Liver cancer, of which hepatocellular carcinoma (HCC) is the commonest form, is a major global health problem, with 854,000 new cases and 810,000 deaths/year1. Liver cancer is the fastest rising cause of cancer death in the UK2 and it is projected that by 2030, HCC will be the 3rd leading cause of cancer deaths in the USA, surpassing breast, colorectal and prostate cancers3. One reason why mortality is so high is that the majority of HCCs are diagnosed at a late stage when treatment is not effective. The proportion of people surviving for 1 year after a stage 1 compared to a stage 4 liver cancer diagnosis decreases from 78% to 20%4. Therefore, strategies for the earlier detection of HCC are urgently required.
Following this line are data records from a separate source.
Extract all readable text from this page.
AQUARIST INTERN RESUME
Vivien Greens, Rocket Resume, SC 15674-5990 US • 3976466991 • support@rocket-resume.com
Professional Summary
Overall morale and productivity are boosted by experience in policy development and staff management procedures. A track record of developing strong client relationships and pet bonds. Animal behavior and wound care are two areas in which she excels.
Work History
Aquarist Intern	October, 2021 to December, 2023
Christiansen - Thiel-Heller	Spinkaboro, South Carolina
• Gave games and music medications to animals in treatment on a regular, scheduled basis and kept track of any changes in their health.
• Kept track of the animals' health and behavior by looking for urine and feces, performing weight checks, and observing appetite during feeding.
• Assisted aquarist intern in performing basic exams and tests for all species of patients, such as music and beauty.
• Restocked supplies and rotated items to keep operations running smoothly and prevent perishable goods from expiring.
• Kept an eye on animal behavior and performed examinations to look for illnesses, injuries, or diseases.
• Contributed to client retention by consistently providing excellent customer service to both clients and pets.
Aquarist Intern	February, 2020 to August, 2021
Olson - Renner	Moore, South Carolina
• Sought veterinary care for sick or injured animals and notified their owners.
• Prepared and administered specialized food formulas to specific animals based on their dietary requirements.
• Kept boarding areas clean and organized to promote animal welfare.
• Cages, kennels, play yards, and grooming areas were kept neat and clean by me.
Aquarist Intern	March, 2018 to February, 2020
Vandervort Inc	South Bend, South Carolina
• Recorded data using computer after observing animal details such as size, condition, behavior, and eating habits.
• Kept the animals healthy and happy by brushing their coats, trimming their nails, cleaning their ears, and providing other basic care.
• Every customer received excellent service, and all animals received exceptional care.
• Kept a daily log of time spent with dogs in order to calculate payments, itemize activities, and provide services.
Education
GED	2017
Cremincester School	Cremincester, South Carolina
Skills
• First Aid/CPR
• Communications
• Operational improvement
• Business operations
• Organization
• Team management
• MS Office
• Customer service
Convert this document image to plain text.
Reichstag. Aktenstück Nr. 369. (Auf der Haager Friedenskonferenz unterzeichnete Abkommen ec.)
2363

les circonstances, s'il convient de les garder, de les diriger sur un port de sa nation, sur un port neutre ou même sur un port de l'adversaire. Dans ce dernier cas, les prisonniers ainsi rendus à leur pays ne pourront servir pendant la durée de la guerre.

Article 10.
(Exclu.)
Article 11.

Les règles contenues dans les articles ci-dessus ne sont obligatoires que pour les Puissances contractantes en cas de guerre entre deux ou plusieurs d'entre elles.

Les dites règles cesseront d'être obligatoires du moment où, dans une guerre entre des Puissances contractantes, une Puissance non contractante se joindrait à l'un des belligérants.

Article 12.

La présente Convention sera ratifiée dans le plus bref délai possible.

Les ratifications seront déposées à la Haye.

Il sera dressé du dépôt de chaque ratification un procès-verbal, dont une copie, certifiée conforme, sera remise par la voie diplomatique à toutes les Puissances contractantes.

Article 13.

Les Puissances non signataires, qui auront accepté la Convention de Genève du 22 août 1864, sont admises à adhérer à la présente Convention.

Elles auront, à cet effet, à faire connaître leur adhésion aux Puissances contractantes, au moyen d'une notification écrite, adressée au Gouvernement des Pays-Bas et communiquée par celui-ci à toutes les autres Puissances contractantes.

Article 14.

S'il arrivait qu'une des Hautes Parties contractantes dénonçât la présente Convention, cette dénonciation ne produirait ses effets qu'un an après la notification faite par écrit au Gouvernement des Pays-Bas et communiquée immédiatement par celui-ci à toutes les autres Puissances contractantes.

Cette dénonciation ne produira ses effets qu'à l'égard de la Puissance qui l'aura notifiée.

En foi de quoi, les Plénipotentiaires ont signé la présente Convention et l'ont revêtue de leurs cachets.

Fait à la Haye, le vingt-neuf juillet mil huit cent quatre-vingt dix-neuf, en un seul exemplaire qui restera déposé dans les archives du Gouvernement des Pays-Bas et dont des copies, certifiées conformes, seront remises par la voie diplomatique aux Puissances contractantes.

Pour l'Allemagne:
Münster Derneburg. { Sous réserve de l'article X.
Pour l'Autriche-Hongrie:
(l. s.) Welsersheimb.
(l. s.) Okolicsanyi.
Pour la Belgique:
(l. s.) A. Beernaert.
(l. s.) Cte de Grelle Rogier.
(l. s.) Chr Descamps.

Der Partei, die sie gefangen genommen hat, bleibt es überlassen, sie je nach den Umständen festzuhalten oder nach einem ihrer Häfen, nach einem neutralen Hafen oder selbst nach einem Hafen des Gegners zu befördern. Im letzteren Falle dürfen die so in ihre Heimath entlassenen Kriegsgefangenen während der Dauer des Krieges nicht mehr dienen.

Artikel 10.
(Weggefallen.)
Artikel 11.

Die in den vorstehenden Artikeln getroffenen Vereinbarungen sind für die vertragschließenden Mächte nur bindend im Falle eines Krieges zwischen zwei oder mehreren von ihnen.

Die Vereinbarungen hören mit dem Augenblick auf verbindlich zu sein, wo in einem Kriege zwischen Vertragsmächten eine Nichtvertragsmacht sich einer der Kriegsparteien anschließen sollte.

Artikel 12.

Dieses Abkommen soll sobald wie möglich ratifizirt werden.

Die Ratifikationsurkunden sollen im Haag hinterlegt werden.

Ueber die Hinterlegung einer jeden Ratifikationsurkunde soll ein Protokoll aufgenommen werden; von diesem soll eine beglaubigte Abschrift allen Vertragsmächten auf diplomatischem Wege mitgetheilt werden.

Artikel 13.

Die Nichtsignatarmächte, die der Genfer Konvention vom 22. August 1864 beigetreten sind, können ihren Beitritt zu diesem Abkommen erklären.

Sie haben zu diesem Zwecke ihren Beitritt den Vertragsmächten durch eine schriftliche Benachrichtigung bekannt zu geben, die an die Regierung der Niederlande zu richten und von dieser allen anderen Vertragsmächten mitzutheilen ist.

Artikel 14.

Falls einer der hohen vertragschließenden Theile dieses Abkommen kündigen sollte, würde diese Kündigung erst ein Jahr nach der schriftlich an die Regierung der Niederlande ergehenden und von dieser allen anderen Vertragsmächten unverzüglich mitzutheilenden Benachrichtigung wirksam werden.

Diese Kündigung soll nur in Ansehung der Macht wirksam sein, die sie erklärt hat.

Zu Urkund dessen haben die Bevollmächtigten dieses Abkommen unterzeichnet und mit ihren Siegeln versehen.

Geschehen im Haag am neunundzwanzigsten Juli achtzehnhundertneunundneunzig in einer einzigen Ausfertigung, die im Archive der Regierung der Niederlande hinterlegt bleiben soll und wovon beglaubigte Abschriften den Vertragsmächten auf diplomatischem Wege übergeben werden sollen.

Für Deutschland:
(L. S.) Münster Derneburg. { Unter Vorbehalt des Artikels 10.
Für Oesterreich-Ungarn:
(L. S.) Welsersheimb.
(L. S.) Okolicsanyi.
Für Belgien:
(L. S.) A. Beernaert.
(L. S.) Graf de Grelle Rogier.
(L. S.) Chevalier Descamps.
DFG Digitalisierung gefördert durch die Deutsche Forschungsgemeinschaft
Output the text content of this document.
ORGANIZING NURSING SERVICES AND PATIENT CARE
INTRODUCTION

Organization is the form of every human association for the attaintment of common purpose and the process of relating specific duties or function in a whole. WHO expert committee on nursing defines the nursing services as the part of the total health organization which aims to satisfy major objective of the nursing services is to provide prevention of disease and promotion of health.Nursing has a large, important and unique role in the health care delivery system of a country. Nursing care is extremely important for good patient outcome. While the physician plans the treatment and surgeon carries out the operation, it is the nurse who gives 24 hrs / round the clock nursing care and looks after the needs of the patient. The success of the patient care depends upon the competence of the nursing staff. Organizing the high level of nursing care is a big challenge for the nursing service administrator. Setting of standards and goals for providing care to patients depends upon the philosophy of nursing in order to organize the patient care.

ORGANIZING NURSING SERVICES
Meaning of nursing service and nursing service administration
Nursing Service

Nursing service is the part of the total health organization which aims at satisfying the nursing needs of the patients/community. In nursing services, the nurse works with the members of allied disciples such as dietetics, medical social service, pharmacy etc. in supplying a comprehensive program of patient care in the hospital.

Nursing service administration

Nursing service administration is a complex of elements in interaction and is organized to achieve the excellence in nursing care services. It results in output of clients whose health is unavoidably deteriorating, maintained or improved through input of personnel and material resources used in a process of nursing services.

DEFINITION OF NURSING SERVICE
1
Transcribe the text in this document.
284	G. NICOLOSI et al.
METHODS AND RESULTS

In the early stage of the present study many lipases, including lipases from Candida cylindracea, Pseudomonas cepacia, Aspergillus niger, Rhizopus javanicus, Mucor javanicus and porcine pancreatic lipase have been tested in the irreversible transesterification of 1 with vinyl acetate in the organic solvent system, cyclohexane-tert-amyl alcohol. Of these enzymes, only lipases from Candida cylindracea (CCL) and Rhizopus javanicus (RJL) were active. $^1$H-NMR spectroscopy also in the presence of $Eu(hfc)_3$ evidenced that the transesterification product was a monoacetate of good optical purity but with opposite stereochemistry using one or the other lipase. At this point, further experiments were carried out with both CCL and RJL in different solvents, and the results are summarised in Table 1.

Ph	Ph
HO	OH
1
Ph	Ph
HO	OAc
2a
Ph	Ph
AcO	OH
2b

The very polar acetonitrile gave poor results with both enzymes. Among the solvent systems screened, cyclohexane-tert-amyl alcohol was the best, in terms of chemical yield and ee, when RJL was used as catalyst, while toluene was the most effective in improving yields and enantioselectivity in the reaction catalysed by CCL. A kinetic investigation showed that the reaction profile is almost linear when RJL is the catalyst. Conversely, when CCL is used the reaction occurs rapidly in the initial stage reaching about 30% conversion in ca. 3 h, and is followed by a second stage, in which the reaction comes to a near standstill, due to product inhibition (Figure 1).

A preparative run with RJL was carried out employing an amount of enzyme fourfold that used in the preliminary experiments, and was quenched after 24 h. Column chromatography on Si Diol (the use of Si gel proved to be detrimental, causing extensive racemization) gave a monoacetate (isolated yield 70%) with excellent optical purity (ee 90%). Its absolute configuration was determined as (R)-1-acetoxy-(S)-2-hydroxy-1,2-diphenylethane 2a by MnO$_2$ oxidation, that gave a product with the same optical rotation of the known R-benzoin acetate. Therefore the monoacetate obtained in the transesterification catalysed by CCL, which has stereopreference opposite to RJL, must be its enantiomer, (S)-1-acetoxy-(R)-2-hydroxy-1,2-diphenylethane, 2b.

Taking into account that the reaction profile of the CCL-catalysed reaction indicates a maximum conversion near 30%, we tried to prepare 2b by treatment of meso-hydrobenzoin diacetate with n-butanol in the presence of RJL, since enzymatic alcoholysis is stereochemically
The risk of liver cancer is increased by viral hepatitis infections, alcohol and obesity (associated with chronic conditions such as non-alcoholic fatty liver disease), causing the immune system to attack the liver leading to scarring and liver cirrhosis. Monitoring of people with these conditions can reduce mortality but current diagnostic tests for HCC fail to detect cancer in many cases. Furthermore, only a small fraction of people with cirrhosis go on to get HCC and so better risk prediction is needed to more efficiently target surveillance to those at the highest risk of developing cancer.